女子学生はズブ濡れになりながら、何とかボートを岸辺まで引っ張ろうとして大変。それを、誰も
助けに行こうとしないのは、浅い川なので大丈夫だろうと、ただ成り行きを見守っているだけのよう
でした。
再び、バスの停まっている広場から、城に向かうなだらかな坂道をのぼってゆきました。今度は独
りきりのカメラ取材なので、二、三歩歩いては二つの丘の建物を繋いでいる二層になった渡り廊下と、
それを支えている四層の石のアーチを仰ぎみながら、ゆっくり撮影ポイントを探します。
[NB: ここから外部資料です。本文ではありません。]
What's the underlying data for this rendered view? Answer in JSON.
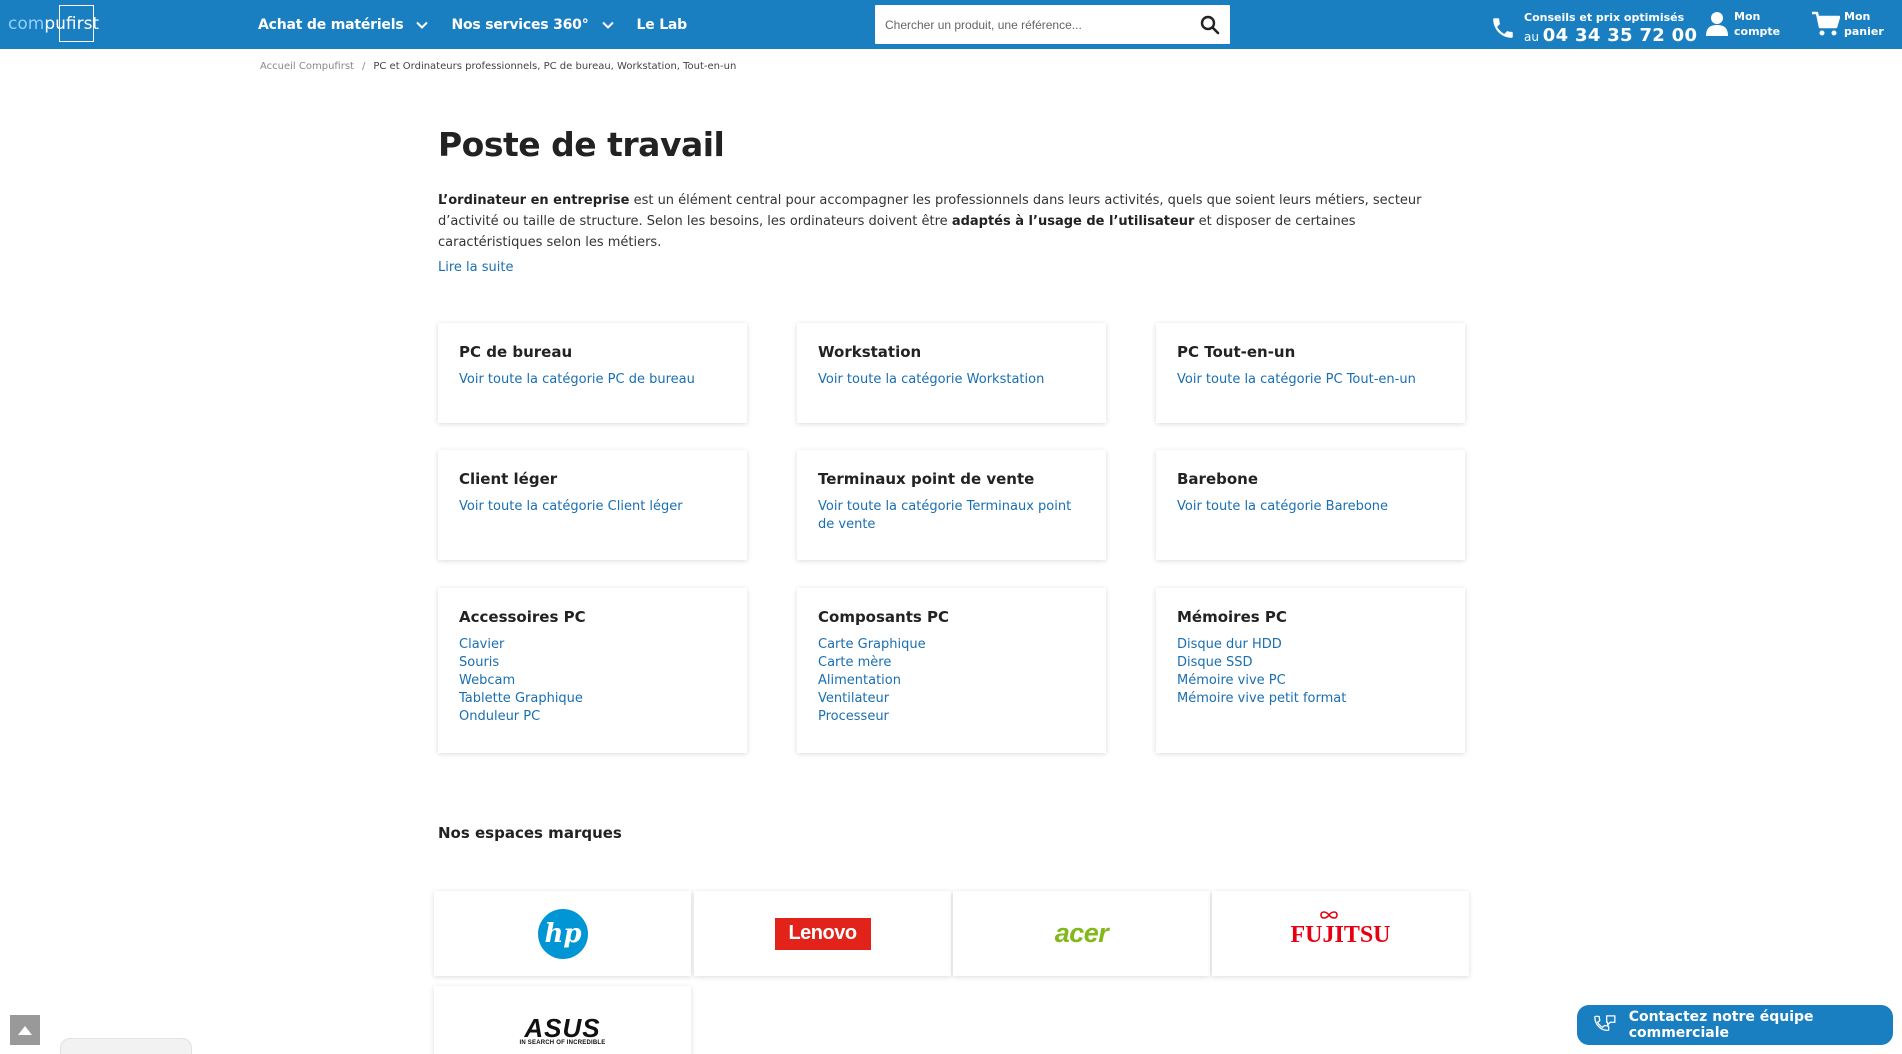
{
  "header": {
    "logo": {
      "part1": "com",
      "part2": "pufirst"
    },
    "nav": [
      {
        "label": "Achat de matériels",
        "has_dropdown": true
      },
      {
        "label": "Nos services 360°",
        "has_dropdown": true
      },
      {
        "label": "Le Lab",
        "has_dropdown": false
      }
    ],
    "search": {
      "placeholder": "Chercher un produit, une référence..."
    },
    "contact": {
      "line1": "Conseils et prix optimisés",
      "prefix": "au",
      "phone": "04 34 35 72 00"
    },
    "account_label": "Mon compte",
    "cart_label": "Mon panier"
  },
  "breadcrumb": {
    "home": "Accueil Compufirst",
    "separator": "/",
    "current": "PC et Ordinateurs professionnels, PC de bureau, Workstation, Tout-en-un"
  },
  "main": {
    "title": "Poste de travail",
    "intro": {
      "b1": "L’ordinateur en entreprise",
      "t1": " est un élément central pour accompagner les professionnels dans leurs activités, quels que soient leurs métiers, secteur d’activité ou taille de structure. Selon les besoins, les ordinateurs doivent être ",
      "b2": "adaptés à l’usage de l’utilisateur",
      "t2": " et disposer de certaines caractéristiques selon les métiers."
    },
    "read_more": "Lire la suite"
  },
  "categories": [
    {
      "title": "PC de bureau",
      "links": [
        "Voir toute la catégorie PC de bureau"
      ]
    },
    {
      "title": "Workstation",
      "links": [
        "Voir toute la catégorie Workstation"
      ]
    },
    {
      "title": "PC Tout-en-un",
      "links": [
        "Voir toute la catégorie PC Tout-en-un"
      ]
    },
    {
      "title": "Client léger",
      "links": [
        "Voir toute la catégorie Client léger"
      ]
    },
    {
      "title": "Terminaux point de vente",
      "links": [
        "Voir toute la catégorie Terminaux point de vente"
      ]
    },
    {
      "title": "Barebone",
      "links": [
        "Voir toute la catégorie Barebone"
      ]
    },
    {
      "title": "Accessoires PC",
      "links": [
        "Clavier",
        "Souris",
        "Webcam",
        "Tablette Graphique",
        "Onduleur PC"
      ]
    },
    {
      "title": "Composants PC",
      "links": [
        "Carte Graphique",
        "Carte mère",
        "Alimentation",
        "Ventilateur",
        "Processeur"
      ]
    },
    {
      "title": "Mémoires PC",
      "links": [
        "Disque dur HDD",
        "Disque SSD",
        "Mémoire vive PC",
        "Mémoire vive petit format"
      ]
    }
  ],
  "brands": {
    "title": "Nos espaces marques",
    "items": [
      {
        "name": "hp",
        "color": "#0096d6"
      },
      {
        "name": "Lenovo",
        "color": "#e2231a"
      },
      {
        "name": "acer",
        "color": "#83b81a"
      },
      {
        "name": "FUJITSU",
        "color": "#e60012"
      },
      {
        "name": "ASUS",
        "tagline": "IN SEARCH OF INCREDIBLE",
        "color": "#111111"
      }
    ]
  },
  "floating": {
    "contact_button": "Contactez notre équipe commerciale"
  },
  "colors": {
    "brand_blue": "#1a7fc1",
    "link_blue": "#1a6fb0"
  }
}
遠くから長
焦点のレンズで撮るか、近づいて16ミリのワイド・レンズで高さを強調したものにするか、考え、考
え、右に寄ったり左にいったり・・・どうにか、十枚ほどフィルムに収めました。
このチェスキー・クロムロフは、また悲劇の舞台であった、という事を添乗員の伊藤さんから聞き
ました。14世紀にこのあたりをも支配していた当時の神聖ローマ帝国のカール四世(カルロス四世・
在位1347〜78年)の息子、ヴァーツラフ四世は暗愚な皇帝だったと言われていますが、妃の個人的
な相談役だった後の聖ネポモックを、王室の秘密をうかがう不届き者として、残忍にも舌を抜いたあ
げくブルタヴァ川に投げ落として、殺害してしまったとのことです。